In this sense, the ultimate purpose of inquiry would be to fix opinions after giving due weight to experience and reality. However, if attention is paid to the fact that explanations of experience can never be completely accurate but only approximative, here we find the explanation why the methodological aspect of synechism came to give support to Peirce´s logic of vagueness. Moreover, according to Peirce´s evolutionism tout court of which synechism is a corolary, the external world and our knowledge of it is continuosly evolving. However, to pursue a pragmatic purpose, experience is necessary. Without it there would be no way of introducing new ideas into our thoughts. Under the impact of experience and as a result of self correction which is proper of the inductive method, there will always be a tendency toward the uniformity of opinions, so that they can be incorporated into a higher order of generality and continuity. However, there is an element of objective chance in the universe which is responsible for fortuitous variations. Hence, ther can be no definitive answers to our questions. Moreover, the propensity of all living and even non-living things to acquire habits is not a law among others but it is the law that governs laws.
General laws are responsible for the regularity and inteligibility of things. That is why they are the most completely real phenomena in the universe. This explains why action, and, even less, individual actions cannot be the summum bonum of human species. As evolution grows, human intelligence should perform a more intense role toward the development of the pragmatic end, namely, the growth of concrete reasonableness, through human mind´s most peculiar characteristic, that is, self-control.
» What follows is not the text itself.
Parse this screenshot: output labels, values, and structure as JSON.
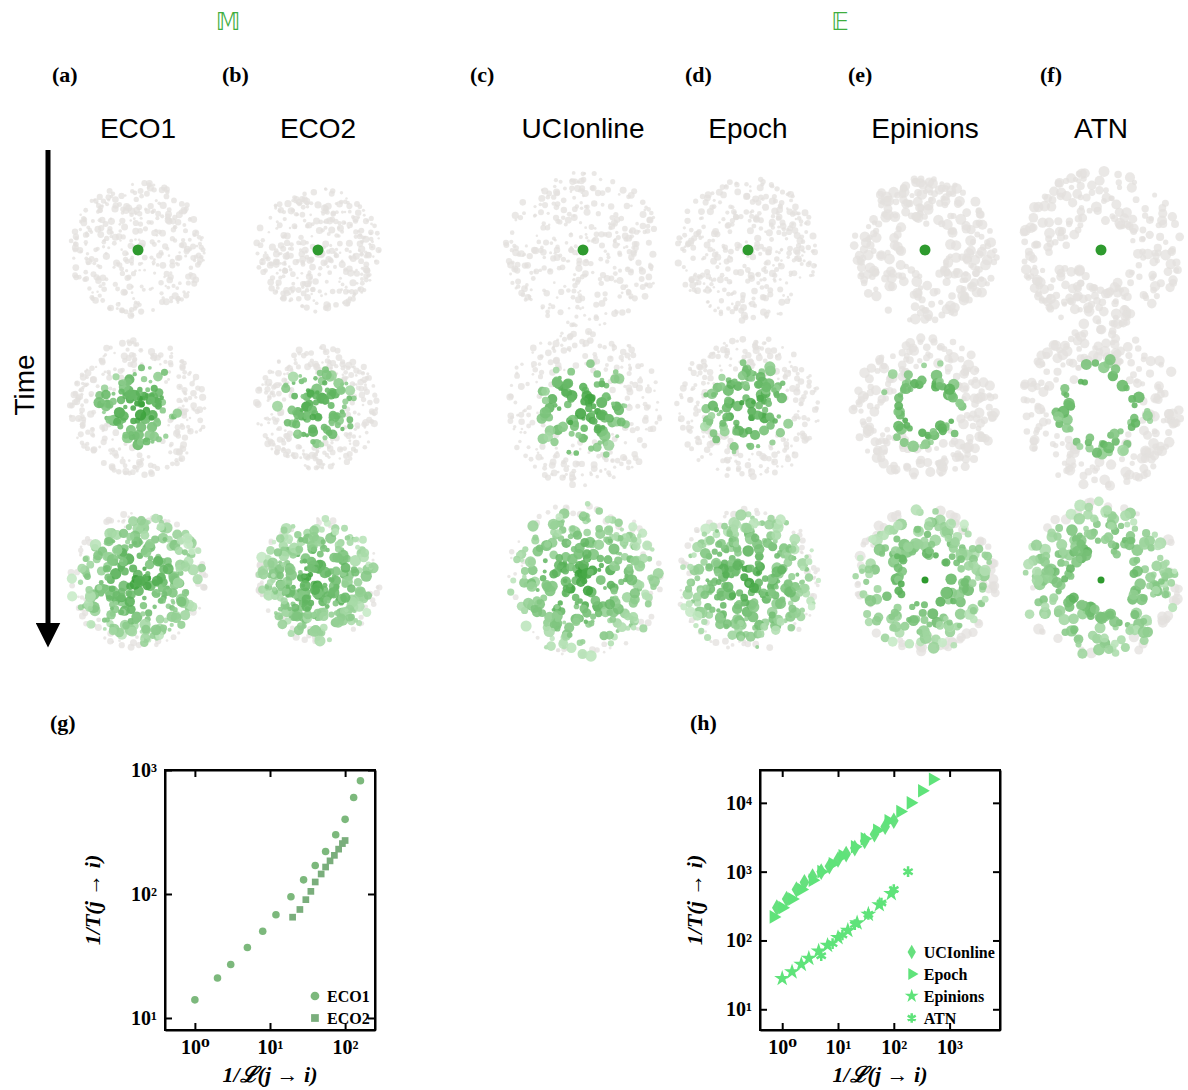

At the beginning, human mind was born as a fruit of this evolution, but, once it was born, it acquired the increasing power to influence the course of evolution through a deliberate conduct that listens to the voice of nature. Even if the perversity of whole generations of human beings choose opposite ways, in the long run, human beings will be forced by experience to recognize nature and our own nature as growing in reasonableness. For Peirce, inquiry is worthwhile because it is a privileged way of developing an open and neverending conversation with nature. This conversation begins in abduction. However, given the lack of space, the especial subject of this conversation will be left for another occasion.